Une infime partie de la vie bestiale m’était dévoilée ici.
Il m’arrivait encore de les regarder lutter, ça et là, mais je ne m’en mêlais pas et les laissais livrés à eux-mêmes, puisque j’en avais déjà appris les conséquences à mes dépens.
Nous avons erré durant des heures, et sans nous en rendre compte, nous retournâmes auprès des cavernes et des taudis.
Il y avait là aussi une lutte, et un instant plus tard, j’avais perdu de vue le frère et me trouvai tout seul parmi cette terreur.
“Que faire?” me demandai-je. “Comment retrouver les autres?”
Je me suis mis à chercher et à chercher, mais je n’ai vu l’étoile, qui nous permettait de reconnaître les frères, chez aucun de ces êtres.

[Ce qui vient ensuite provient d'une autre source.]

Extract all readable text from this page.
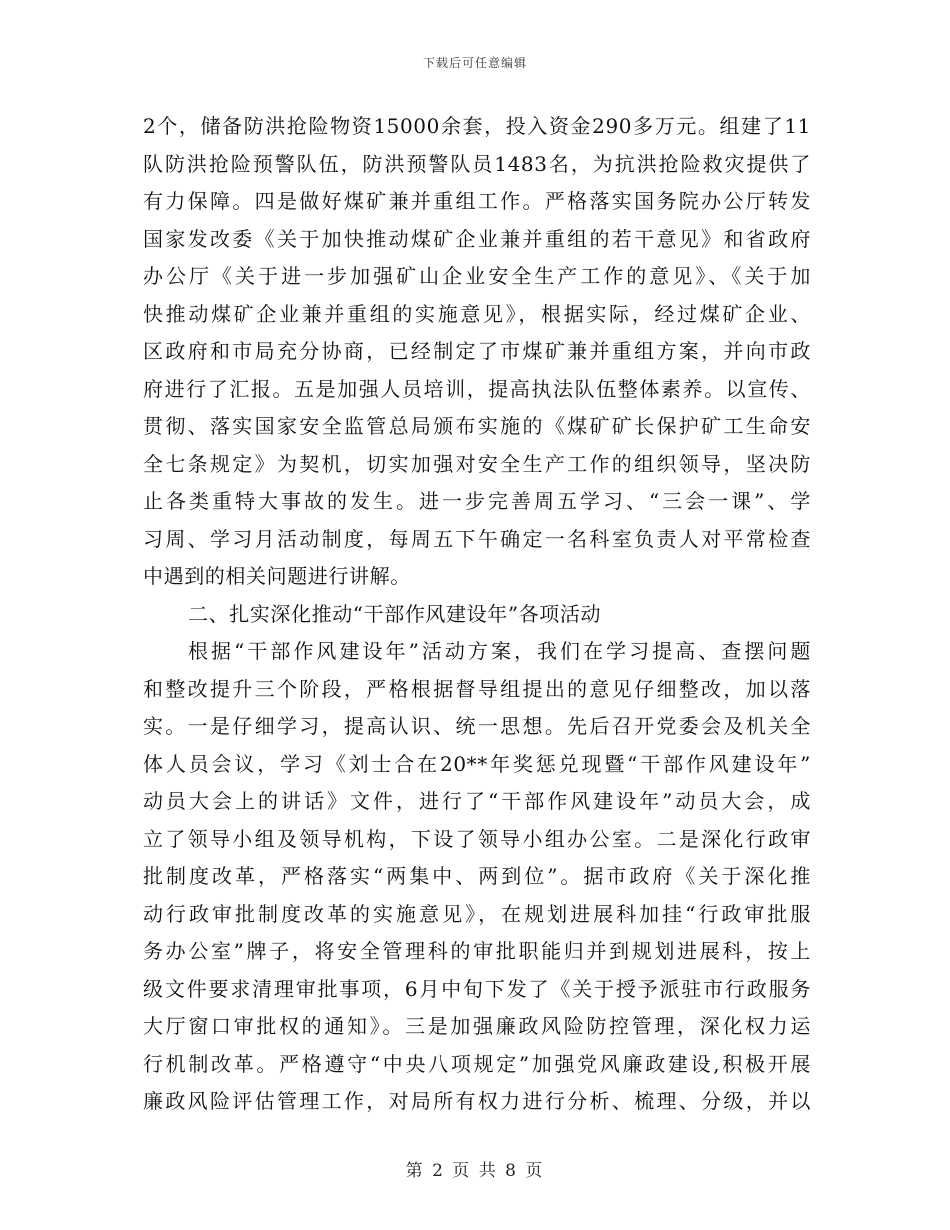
下载后可任意编辑
2个，储备防洪抢险物资15000余套，投入资金290多万元。组建了11
队防洪抢险预警队伍，防洪预警队员1483名，为抗洪抢险救灾提供了
有力保障。四是做好煤矿兼并重组工作。严格落实国务院办公厅转发
国家发改委《关于加快推动煤矿企业兼并重组的若干意见》和省政府
办公厅《关于进一步加强矿山企业安全生产工作的意见》、《关于加
快推动煤矿企业兼并重组的实施意见》，根据实际，经过煤矿企业、
区政府和市局充分协商，已经制定了市煤矿兼并重组方案，并向市政
府进行了汇报。五是加强人员培训，提高执法队伍整体素养。以宣传、
贯彻、落实国家安全监管总局颁布实施的《煤矿矿长保护矿工生命安
全七条规定》为契机，切实加强对安全生产工作的组织领导，坚决防
止各类重特大事故的发生。进一步完善周五学习、“三会一课”、学
习周、学习月活动制度，每周五下午确定一名科室负责人对平常检查
中遇到的相关问题进行讲解。
二、扎实深化推动“干部作风建设年”各项活动
根据“干部作风建设年”活动方案，我们在学习提高、查摆问题
和整改提升三个阶段，严格根据督导组提出的意见仔细整改，加以落
实。一是仔细学习，提高认识、统一思想。先后召开党委会及机关全
体人员会议，学习《刘士合在20**年奖惩兑现暨“干部作风建设年”
动员大会上的讲话》文件，进行了“干部作风建设年”动员大会，成
立了领导小组及领导机构，下设了领导小组办公室。二是深化行政审
批制度改革，严格落实“两集中、两到位”。据市政府《关于深化推
动行政审批制度改革的实施意见》，在规划进展科加挂“行政审批服
务办公室”牌子，将安全管理科的审批职能归并到规划进展科，按上
级文件要求清理审批事项，6月中旬下发了《关于授予派驻市行政服务
大厅窗口审批权的通知》。三是加强廉政风险防控管理，深化权力运
行机制改革。严格遵守“中央八项规定”加强党风廉政建设,积极开展
廉政风险评估管理工作，对局所有权力进行分析、梳理、分级，并以
第 2 页 共 8 页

Je réfléchis longtemps à ce que je devais faire,
tout en courant à travers les rues comme une bête affolée.
On me poussait dans tous les sens, si bien que je perdis tout contrôle.
Je ne parvenais plus à me concentrer, parce que j’étais envahi par la peur.
Elle me fit perdre toute capacité à me concentrer, et je me décidai alors à me poster à un endroit visible pour que l’on puisse m’aborder.
Si un frère m’abordait, je serais sauvé, et si c’était un de ces horribles hommes, je verrais bien.
C’est ainsi que je pris place au coin d’une rue pour attendre.
Pourquoi n’avais-je pas appris le chemin que nous avions suivi avec le frère?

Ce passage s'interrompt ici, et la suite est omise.